The soy market has also been pressured this week by uncertainty about prospects for a U.S. trade deal with China, the top global soy importer. U.S. President Donald Trump told Fox News a trade deal was “potentially very close,” adding to optimism following remarks by President Xi Jinping that Beijing wanted to work out an initial agreement.

Reports earlier in the week had indicated a deal could be delayed to 2020.

“We keep hearing positive things, but we keep kicking the can down the road,” Roose said of a potential “phase one” deal.

CBOT corn drew support as demand improved from exporters and domestic processors.

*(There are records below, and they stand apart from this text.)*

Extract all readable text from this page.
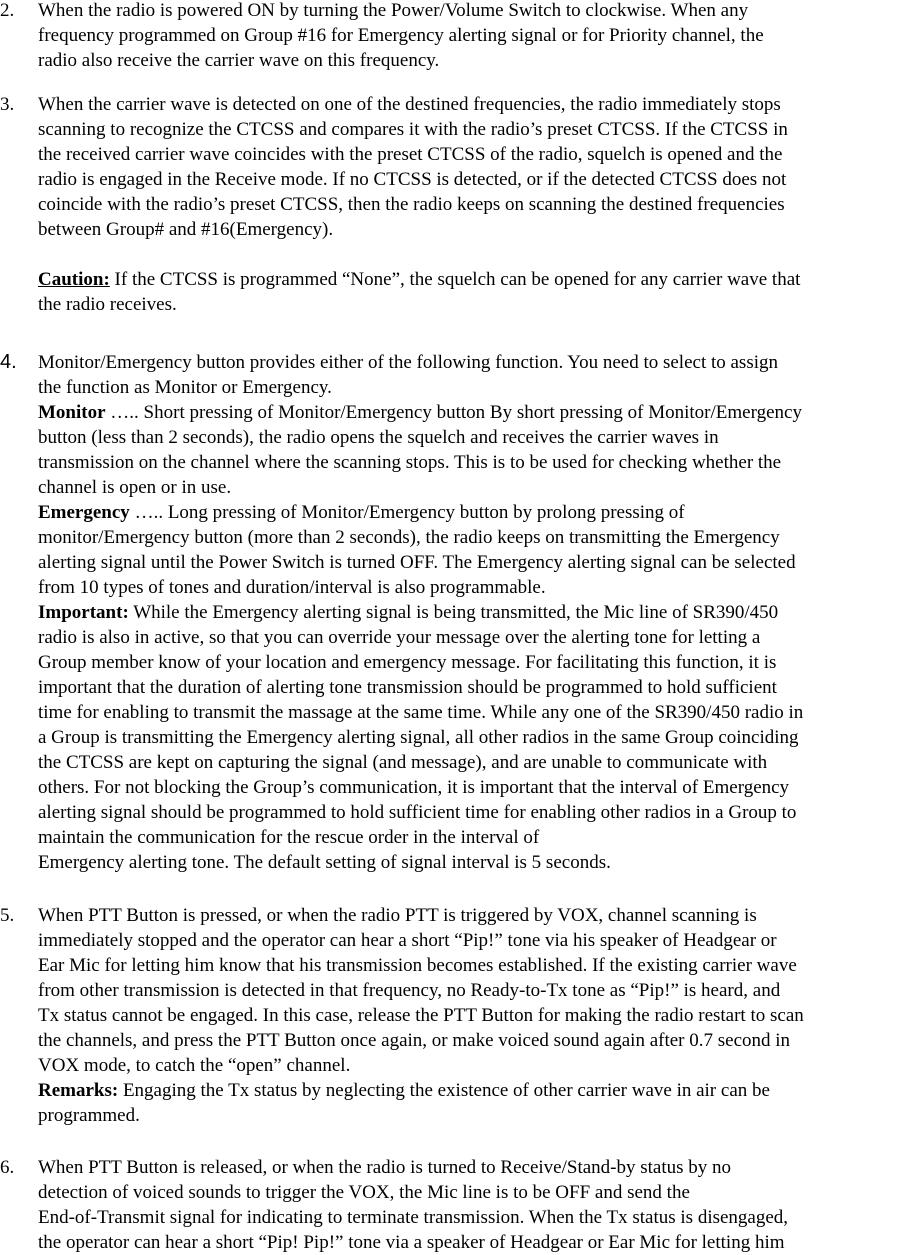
2. When the radio is powered ON by turning the Power/Volume Switch to clockwise. When any
frequency programmed on Group #16 for Emergency alerting signal or for Priority channel, the
radio also receive the carrier wave on this frequency.
3. When the carrier wave is detected on one of the destined frequencies, the radio immediately stops
scanning to recognize the CTCSS and compares it with the radio’s preset CTCSS. If the CTCSS in
the received carrier wave coincides with the preset CTCSS of the radio, squelch is opened and the
radio is engaged in the Receive mode. If no CTCSS is detected, or if the detected CTCSS does not
coincide with the radio’s preset CTCSS, then the radio keeps on scanning the destined frequencies
between Group# and #16(Emergency).
Caution: If the CTCSS is programmed “None”, the squelch can be opened for any carrier wave that
the radio receives.
4. Monitor/Emergency button provides either of the following function. You need to select to assign
the function as Monitor or Emergency.
Monitor ….. Short pressing of Monitor/Emergency button By short pressing of Monitor/Emergency
button (less than 2 seconds), the radio opens the squelch and receives the carrier waves in
transmission on the channel where the scanning stops. This is to be used for checking whether the
channel is open or in use.
Emergency ….. Long pressing of Monitor/Emergency button by prolong pressing of
monitor/Emergency button (more than 2 seconds), the radio keeps on transmitting the Emergency
alerting signal until the Power Switch is turned OFF. The Emergency alerting signal can be selected
from 10 types of tones and duration/interval is also programmable.
Important: While the Emergency alerting signal is being transmitted, the Mic line of SR390/450
radio is also in active, so that you can override your message over the alerting tone for letting a
Group member know of your location and emergency message. For facilitating this function, it is
important that the duration of alerting tone transmission should be programmed to hold sufficient
time for enabling to transmit the massage at the same time. While any one of the SR390/450 radio in
a Group is transmitting the Emergency alerting signal, all other radios in the same Group coinciding
the CTCSS are kept on capturing the signal (and message), and are unable to communicate with
others. For not blocking the Group’s communication, it is important that the interval of Emergency
alerting signal should be programmed to hold sufficient time for enabling other radios in a Group to
maintain the communication for the rescue order in the interval of
Emergency alerting tone. The default setting of signal interval is 5 seconds.
5. When PTT Button is pressed, or when the radio PTT is triggered by VOX, channel scanning is
immediately stopped and the operator can hear a short “Pip!” tone via his speaker of Headgear or
Ear Mic for letting him know that his transmission becomes established. If the existing carrier wave
from other transmission is detected in that frequency, no Ready-to-Tx tone as “Pip!” is heard, and
Tx status cannot be engaged. In this case, release the PTT Button for making the radio restart to scan
the channels, and press the PTT Button once again, or make voiced sound again after 0.7 second in
VOX mode, to catch the “open” channel.
Remarks: Engaging the Tx status by neglecting the existence of other carrier wave in air can be
programmed.
6. When PTT Button is released, or when the radio is turned to Receive/Stand-by status by no
detection of voiced sounds to trigger the VOX, the Mic line is to be OFF and send the
End-of-Transmit signal for indicating to terminate transmission. When the Tx status is disengaged,
the operator can hear a short “Pip! Pip!” tone via a speaker of Headgear or Ear Mic for letting him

Some traders may be liquidating long soy/short corn spread positions ahead of the Nov. 28 U.S. Thanksgiving holiday, as well as first notice day for deliveries against CBOT December futures contracts, on Nov. 29.

“Funds are long beans and short everything else; it may be some evening up, going into the snoozeville holiday week,” said Jim Gerlach, president of Indiana-based A/C Trading.

CBOT wheat rose on short-covering coupled with worries about a drop in U.S. wheat acres. The slow pace of the U.S. corn and soybean harvest this autumn may have limited the number of winter wheat acres planted for harvest in 2020, Gerlach and others said.

U.S. farmers planted 45.2 million acres of wheat overall for 2019, the fewest in U.S. Department of Agriculture records dating to 1919.

“You can’t keep going down in acres forever. At some point wheat has to buy market share,” Gerlach said.